The garage here was as exclusive as the main house: a sliding door like that of a barn, with the same slanted-ceiling architecture. And it was immaculately organized inside—red containers of gasoline for the generator, in the corners; tools hung along the walls, probably touched only by the landscaping company; cans of paint on the shelves, left behind when the painters came through two years earlier.

But there was a layer of dust over everything here, and it smelled faintly of exhaust and chemicals.
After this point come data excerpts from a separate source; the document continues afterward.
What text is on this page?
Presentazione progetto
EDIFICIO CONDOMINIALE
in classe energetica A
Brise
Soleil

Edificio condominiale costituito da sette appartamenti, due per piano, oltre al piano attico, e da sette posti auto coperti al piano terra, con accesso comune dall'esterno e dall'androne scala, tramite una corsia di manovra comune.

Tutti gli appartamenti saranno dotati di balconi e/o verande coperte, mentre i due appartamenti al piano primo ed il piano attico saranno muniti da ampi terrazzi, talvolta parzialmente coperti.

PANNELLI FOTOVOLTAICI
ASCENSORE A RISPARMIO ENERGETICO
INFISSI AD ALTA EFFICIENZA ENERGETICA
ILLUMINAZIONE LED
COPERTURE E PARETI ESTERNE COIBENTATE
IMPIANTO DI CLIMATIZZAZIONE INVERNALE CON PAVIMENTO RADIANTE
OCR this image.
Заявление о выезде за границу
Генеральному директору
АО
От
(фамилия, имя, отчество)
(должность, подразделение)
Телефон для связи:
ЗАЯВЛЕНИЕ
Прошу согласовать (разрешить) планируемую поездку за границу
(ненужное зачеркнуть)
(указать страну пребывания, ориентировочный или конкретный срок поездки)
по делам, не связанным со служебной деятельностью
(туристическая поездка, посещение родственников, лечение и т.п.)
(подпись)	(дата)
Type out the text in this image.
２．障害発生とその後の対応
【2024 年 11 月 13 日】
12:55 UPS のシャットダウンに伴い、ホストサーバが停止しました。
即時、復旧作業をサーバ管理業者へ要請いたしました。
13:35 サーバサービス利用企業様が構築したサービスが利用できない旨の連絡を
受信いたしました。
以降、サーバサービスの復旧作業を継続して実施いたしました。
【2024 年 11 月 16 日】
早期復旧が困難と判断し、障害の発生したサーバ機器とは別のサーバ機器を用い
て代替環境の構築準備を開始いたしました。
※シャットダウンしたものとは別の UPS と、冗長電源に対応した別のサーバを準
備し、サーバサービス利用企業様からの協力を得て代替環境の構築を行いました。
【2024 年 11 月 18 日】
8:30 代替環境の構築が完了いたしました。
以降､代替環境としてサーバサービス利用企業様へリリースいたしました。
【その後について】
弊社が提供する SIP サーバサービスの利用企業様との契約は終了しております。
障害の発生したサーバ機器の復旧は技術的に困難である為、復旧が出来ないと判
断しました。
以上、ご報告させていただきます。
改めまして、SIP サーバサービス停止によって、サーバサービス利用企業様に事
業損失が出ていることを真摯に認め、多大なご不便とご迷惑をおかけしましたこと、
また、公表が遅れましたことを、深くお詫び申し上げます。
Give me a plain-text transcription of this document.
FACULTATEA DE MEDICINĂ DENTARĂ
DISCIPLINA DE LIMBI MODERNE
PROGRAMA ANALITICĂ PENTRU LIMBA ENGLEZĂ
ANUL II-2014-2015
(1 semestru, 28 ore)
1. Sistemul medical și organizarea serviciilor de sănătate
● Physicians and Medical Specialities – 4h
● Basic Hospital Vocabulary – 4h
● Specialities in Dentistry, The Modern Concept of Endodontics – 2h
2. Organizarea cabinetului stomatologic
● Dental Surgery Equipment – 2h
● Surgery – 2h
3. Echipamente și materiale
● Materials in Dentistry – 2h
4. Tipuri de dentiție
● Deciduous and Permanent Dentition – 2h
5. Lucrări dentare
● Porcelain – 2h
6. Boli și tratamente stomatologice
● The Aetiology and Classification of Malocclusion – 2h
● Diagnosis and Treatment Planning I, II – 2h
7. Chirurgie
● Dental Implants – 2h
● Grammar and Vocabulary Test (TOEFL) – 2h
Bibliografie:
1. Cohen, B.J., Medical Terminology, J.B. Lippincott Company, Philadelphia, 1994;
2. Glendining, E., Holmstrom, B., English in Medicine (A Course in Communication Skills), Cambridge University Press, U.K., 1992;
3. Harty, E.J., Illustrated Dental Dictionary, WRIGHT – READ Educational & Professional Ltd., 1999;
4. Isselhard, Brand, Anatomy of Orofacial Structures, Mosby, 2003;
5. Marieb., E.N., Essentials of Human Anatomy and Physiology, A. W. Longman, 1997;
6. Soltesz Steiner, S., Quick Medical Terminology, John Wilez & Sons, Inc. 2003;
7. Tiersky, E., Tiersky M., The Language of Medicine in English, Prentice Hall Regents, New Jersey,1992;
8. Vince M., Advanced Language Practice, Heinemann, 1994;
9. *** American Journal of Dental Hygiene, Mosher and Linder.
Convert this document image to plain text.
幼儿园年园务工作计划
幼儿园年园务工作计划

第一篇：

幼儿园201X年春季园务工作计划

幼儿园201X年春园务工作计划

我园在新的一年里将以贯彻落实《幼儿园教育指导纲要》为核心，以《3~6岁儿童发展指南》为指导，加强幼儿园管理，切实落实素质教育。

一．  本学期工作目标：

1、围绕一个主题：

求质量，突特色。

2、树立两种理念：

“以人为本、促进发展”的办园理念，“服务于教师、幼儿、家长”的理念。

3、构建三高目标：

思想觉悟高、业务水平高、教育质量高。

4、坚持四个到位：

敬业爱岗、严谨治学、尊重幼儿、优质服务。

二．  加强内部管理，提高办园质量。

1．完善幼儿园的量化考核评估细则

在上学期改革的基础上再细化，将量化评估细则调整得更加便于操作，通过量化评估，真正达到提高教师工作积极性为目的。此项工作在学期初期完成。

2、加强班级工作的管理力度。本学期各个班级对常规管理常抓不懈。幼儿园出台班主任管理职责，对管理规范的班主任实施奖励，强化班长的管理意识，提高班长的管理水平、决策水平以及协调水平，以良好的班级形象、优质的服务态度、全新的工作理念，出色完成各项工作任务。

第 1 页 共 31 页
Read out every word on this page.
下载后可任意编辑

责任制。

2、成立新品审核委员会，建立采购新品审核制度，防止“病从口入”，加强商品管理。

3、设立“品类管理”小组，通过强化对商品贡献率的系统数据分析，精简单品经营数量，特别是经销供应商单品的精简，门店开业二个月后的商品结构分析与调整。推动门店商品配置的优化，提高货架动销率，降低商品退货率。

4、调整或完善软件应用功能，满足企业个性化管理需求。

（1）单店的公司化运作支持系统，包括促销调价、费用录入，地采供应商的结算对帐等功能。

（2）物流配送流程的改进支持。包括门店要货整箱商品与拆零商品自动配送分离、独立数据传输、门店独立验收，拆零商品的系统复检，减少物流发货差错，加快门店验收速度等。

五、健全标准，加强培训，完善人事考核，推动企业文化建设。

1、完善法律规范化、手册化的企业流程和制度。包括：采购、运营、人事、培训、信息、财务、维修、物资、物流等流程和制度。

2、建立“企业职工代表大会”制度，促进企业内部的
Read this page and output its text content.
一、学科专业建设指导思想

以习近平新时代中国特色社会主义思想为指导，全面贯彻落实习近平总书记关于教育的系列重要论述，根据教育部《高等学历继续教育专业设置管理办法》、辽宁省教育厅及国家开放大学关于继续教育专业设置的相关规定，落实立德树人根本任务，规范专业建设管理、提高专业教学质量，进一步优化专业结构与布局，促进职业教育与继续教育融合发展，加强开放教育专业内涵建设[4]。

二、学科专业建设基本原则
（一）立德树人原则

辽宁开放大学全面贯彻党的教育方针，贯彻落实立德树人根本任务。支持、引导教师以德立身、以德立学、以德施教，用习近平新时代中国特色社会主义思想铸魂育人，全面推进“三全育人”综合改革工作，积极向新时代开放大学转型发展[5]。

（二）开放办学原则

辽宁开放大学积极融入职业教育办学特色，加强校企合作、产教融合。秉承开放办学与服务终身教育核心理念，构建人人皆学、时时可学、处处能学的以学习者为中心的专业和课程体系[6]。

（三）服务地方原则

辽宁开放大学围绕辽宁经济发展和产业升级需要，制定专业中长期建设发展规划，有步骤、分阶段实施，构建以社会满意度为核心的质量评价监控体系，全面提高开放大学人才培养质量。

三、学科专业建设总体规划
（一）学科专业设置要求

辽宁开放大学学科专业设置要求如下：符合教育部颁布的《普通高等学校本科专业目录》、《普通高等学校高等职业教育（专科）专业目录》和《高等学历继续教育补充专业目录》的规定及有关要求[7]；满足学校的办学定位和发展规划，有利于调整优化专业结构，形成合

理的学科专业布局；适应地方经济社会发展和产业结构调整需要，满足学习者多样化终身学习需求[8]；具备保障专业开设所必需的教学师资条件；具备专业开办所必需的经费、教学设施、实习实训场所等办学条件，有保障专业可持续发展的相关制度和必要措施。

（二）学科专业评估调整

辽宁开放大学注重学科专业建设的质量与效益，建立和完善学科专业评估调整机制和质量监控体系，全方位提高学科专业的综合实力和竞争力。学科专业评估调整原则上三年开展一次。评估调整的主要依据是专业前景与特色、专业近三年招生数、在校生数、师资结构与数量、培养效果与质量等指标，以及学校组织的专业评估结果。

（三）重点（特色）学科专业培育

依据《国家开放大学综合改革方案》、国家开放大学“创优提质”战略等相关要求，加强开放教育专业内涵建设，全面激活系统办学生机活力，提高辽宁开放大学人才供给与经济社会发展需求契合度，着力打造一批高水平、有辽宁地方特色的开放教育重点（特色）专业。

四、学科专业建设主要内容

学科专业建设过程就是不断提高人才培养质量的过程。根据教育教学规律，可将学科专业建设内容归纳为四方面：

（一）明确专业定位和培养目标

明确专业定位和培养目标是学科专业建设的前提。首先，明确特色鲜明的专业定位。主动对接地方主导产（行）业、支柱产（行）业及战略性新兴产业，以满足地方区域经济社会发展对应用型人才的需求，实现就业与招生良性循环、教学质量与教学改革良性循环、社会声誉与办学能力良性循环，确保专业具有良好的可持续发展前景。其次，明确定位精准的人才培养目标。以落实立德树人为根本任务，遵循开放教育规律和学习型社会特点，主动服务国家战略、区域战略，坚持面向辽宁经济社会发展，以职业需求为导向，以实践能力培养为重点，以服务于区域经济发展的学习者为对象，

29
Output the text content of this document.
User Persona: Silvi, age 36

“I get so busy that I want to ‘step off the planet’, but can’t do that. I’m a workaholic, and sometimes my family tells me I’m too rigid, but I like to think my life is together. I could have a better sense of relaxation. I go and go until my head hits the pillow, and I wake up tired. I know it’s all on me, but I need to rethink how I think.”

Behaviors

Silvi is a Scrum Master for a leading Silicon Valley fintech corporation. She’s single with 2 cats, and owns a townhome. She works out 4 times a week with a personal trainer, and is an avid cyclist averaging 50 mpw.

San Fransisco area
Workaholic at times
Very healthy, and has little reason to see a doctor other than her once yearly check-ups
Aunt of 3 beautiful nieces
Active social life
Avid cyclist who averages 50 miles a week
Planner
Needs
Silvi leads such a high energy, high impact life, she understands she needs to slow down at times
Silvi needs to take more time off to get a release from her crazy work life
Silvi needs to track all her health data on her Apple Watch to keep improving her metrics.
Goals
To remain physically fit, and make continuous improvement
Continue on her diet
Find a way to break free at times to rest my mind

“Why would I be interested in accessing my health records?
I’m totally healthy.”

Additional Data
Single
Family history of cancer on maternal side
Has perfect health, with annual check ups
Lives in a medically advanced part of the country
A forgotten extension of the Lomans’ property.

I shifted on my feet. “Have you noticed anything off since you’ve been back?”

He frowned, lines forming around his mouth where there’d been none, last I’d noticed. “What do you mean by off?”

“The power went out in the guesthouse last night. It’s happened a couple times. You saw the garbage can, right?” I shook my head, trying to show him that I didn’t think it was serious, either.

The familiar line formed between his eyes. “Probably the wind. I could feel it even when I was driving in last night.”